Boxer Dog BreedBoxers were developed in Germany in the 19th century. The two ancestors of the boxer are German mastiff-type dogs, the Bullenbeiszer and the Barenbeiszer. These two breeds were developed from bulldogs and mastiffs.

They were originally used for dog fighting or to run down large game animals like bison and boars. One of their most pronounced skills is their ability to stand on their hind legs and bat at their opponent like a boxer. This breed was recognized by the American Kennel Club in 1904 and is considered to be part of the working group.

The boxer became popular in the late 1930's after being introduced in America after WWI. Breeders categorize boxers under two types, American and German. The German boxer exhibits more of a broad head and a more muscular body.

The female boxer usually ranges from 55-60 pounds, and the male, 66-71 pounds. They have a life expectancy of about 9-10 years. The breed most often appears as a fawn, brindle, tan, mahogany, or black. Boxers are normally seen with an under bite, cropped or natural ears, and typically have removed dewclaws.

The boxer is known for its love of human affection and protective instinct. They require little grooming, but it is ideal that they are exercised daily.

Boxers can exhibit several health issues and it is important to be aware of them before adopting:

  • This breed is prone to several cardiac problems, the major one being arrhythmogenic right ventricular cardiomyopathy.
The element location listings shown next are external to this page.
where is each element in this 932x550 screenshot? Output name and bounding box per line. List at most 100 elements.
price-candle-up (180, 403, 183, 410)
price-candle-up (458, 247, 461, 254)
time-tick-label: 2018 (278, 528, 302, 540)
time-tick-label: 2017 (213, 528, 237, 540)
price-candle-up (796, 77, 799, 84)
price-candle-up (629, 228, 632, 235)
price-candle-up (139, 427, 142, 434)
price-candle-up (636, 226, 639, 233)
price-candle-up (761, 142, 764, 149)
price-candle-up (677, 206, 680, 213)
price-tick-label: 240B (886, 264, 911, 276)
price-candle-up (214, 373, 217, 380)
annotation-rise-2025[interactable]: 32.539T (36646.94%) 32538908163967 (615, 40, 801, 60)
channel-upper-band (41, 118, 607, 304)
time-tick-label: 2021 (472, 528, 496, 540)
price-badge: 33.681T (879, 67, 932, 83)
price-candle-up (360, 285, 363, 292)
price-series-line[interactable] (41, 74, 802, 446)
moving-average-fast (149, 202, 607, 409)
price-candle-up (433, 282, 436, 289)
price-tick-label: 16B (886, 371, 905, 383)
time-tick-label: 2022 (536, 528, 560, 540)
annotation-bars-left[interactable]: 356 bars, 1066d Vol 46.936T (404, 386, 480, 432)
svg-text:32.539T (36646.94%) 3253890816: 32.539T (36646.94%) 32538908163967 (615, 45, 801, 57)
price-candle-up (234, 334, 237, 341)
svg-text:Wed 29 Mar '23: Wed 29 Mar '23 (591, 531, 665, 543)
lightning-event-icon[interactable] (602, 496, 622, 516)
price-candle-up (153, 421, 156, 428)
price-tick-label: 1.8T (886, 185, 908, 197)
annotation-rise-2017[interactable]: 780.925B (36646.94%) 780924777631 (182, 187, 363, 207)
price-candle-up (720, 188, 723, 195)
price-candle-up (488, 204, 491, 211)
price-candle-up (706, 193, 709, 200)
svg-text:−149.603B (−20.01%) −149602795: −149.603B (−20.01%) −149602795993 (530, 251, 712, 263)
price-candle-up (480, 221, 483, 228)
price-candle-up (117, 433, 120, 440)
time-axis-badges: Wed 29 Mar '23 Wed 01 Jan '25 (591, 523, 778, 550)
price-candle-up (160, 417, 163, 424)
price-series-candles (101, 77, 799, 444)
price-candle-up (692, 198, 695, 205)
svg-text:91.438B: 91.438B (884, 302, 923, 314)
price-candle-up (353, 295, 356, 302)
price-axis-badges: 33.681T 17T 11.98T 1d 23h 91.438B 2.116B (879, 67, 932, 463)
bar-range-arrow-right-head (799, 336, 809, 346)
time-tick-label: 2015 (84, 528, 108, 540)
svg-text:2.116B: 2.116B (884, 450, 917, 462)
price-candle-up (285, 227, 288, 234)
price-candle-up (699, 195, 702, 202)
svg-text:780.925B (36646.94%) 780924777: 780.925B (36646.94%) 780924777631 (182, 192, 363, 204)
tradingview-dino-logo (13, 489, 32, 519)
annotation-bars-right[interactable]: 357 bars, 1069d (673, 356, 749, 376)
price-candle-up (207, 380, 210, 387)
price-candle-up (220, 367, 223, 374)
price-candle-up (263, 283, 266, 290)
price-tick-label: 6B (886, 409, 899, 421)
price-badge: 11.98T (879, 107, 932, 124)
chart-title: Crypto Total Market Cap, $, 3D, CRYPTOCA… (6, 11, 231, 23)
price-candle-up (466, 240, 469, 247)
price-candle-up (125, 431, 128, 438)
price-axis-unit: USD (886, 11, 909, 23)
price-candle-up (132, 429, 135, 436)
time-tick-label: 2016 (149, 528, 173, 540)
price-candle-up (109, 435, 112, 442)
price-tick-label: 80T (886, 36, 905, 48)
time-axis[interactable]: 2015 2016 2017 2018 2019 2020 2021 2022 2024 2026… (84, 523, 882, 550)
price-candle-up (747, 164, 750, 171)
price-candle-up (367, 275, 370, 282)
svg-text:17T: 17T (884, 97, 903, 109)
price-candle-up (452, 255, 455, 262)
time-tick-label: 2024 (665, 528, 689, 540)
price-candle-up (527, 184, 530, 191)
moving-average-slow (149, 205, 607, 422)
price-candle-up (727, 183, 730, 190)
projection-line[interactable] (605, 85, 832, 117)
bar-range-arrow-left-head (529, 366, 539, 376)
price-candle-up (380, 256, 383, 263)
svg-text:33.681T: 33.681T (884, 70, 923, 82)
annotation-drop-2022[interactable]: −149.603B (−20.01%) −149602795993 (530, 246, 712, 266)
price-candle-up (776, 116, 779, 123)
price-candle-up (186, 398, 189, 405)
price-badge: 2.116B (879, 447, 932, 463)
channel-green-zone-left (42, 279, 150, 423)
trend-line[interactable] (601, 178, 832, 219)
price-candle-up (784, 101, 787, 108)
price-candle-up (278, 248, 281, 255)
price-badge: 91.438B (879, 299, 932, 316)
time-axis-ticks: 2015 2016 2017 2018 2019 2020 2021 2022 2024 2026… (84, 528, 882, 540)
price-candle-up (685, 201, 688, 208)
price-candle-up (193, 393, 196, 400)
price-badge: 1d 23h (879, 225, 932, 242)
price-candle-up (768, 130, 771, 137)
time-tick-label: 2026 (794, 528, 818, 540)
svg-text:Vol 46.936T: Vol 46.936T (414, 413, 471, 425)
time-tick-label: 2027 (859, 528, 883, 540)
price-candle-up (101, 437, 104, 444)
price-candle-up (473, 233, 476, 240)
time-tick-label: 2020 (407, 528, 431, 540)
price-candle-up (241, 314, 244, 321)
Aortic stenosis is another heart condition that is commonly seen in this working breed.
  • Boxers are also prone to allergies (food, contact, etc.)
  • Hip dysplasia, an arthritic condition, originates from looseness of the hip joint itself.
  • Hypothyroidism is another condition that may be seen.
  • Degenerative myelopathy and intestinal problems such as bloat and gastric dilation are also concerns.
  • Entropion can occur, and this simply means that the eyelid is malformed and usually requires corrective surgical procedures.
  • Some lines of boxers may develop spondylosis deformans and this is fusion of the spine.
  • Boxers are also known for being prone to several types of cancers, especially mast cell tumors.

All in all, boxers are a very athletic breed so it is important to ensure that they are exercised adequately. It is also important not to overwork young dogs, which may run the risk of damaging growing bones.

Being a brachycephalic ("short-headed") breed, it is also imperative to be aware that high heat and humidity are not best for boxers.

Certified boxers can be more expensive but this is only because much care has been taken by the breeder to assure quality and health of the dog.